While customers sometimes offered useful words of wisdom, such as suggesting the pub offered takeaway cups, others were “just trying to catch you out,” according to the chef, who said this could come off as “aggressive” and “a little bit offensive”.
But the kitchen staff wanted to show customers that having two to three cuts of meat on a plate did not mean the pub wasn’t sustainable. Chefs try to take a nose-to-tail approach, using an animal’s whole body, for instance. A pig’s head, for example, is used in dishes like Pig’s Head Terrine.
Knowing the backstory
“We know where this product comes from,” Matsunaga continued. ‘It’s a good quality product, and if we didn’t have this then we would have an anonymous piece of beef from a wholesale butcher that I’d have no clue if it was even British or not, where it’s been, how its life was or what age it was.”

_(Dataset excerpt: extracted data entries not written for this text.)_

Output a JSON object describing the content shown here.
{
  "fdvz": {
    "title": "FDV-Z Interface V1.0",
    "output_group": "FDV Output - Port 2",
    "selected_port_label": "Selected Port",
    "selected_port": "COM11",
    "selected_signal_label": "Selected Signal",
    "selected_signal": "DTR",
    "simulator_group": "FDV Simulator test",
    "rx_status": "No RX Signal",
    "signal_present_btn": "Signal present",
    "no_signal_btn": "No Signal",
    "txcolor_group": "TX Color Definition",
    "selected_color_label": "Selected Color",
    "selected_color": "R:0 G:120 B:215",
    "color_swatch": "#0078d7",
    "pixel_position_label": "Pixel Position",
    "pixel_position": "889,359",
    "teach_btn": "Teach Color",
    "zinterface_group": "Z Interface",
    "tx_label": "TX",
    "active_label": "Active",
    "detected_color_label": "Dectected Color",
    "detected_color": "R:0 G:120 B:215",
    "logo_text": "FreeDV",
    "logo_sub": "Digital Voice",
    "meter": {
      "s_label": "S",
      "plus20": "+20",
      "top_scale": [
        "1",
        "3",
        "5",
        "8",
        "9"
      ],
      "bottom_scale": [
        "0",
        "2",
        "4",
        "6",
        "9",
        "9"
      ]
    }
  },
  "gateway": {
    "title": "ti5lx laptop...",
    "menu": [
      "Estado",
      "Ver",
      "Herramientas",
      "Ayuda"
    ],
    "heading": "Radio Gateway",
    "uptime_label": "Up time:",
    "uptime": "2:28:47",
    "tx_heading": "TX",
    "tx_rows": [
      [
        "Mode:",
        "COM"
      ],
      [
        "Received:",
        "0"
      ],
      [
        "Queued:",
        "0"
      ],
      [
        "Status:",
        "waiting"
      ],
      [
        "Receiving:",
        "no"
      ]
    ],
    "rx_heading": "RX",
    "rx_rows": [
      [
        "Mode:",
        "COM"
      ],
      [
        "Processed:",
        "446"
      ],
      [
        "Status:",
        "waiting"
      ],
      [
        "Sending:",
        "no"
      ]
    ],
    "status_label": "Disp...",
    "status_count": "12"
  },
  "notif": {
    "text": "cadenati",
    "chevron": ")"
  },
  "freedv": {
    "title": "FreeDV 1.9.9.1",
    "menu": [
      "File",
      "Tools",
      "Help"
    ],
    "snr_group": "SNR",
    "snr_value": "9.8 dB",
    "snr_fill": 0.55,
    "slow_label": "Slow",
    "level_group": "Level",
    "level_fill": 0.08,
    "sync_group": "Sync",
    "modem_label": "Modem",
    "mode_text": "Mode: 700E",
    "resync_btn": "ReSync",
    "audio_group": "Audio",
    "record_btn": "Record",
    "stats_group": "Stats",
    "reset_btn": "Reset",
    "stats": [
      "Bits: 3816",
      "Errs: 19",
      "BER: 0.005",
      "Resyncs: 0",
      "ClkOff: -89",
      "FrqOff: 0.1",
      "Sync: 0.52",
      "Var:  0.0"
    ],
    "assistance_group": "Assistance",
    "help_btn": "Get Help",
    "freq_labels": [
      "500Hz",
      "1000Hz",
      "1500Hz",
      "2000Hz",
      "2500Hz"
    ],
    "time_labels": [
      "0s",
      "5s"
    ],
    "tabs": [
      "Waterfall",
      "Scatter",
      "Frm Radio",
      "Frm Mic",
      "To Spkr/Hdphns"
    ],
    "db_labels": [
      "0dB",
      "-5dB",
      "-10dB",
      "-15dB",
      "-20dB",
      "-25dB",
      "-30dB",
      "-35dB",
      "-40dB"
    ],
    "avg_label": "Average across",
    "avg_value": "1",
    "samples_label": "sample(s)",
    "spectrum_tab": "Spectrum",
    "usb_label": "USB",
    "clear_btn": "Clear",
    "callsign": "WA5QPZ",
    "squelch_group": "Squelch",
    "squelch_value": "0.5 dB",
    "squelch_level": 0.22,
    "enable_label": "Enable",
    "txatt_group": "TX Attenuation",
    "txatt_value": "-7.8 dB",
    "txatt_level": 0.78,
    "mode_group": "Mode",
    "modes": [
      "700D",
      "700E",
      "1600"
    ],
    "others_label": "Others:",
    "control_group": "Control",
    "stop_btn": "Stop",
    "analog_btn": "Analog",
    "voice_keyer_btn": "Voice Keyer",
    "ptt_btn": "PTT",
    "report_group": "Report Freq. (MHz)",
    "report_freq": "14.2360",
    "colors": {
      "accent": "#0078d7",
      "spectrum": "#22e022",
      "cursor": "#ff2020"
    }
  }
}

They even know the names of the animals coming into the kitchen. “it works for us,” the head chef added, “and we use it all and nothing usually gets wasted.”
Matsunaga also forages for wild garlic, leeks, hedgerow herbs like ground elder, then berries in summer. Chicken of the wood and oyster mushrooms they can forage, as well as rosehips and wild dog rose in winter.
Most grow in the surrounding area, so foraging can be kept casual and accessible for the team and combined with a dog walk. “It’s nice to get out and to do something a bit different,” she said.
However, she acknowledged that there was always more to improve to become more sustainable. Staff could work on finding organic milk and dairy suppliers, as well as sustainable suppliers for veg, and could also look to grow more on-site.
“We are working at it slowly and doing as much as we can without overstretching ourselves and jeopardising everything from one night to next so the customers all freak out and the staff can’t keep up,” Matsunaga added.
She said: “It has to make financial sense as well, plus protect our staff to not do too much at once. But we are working on it.”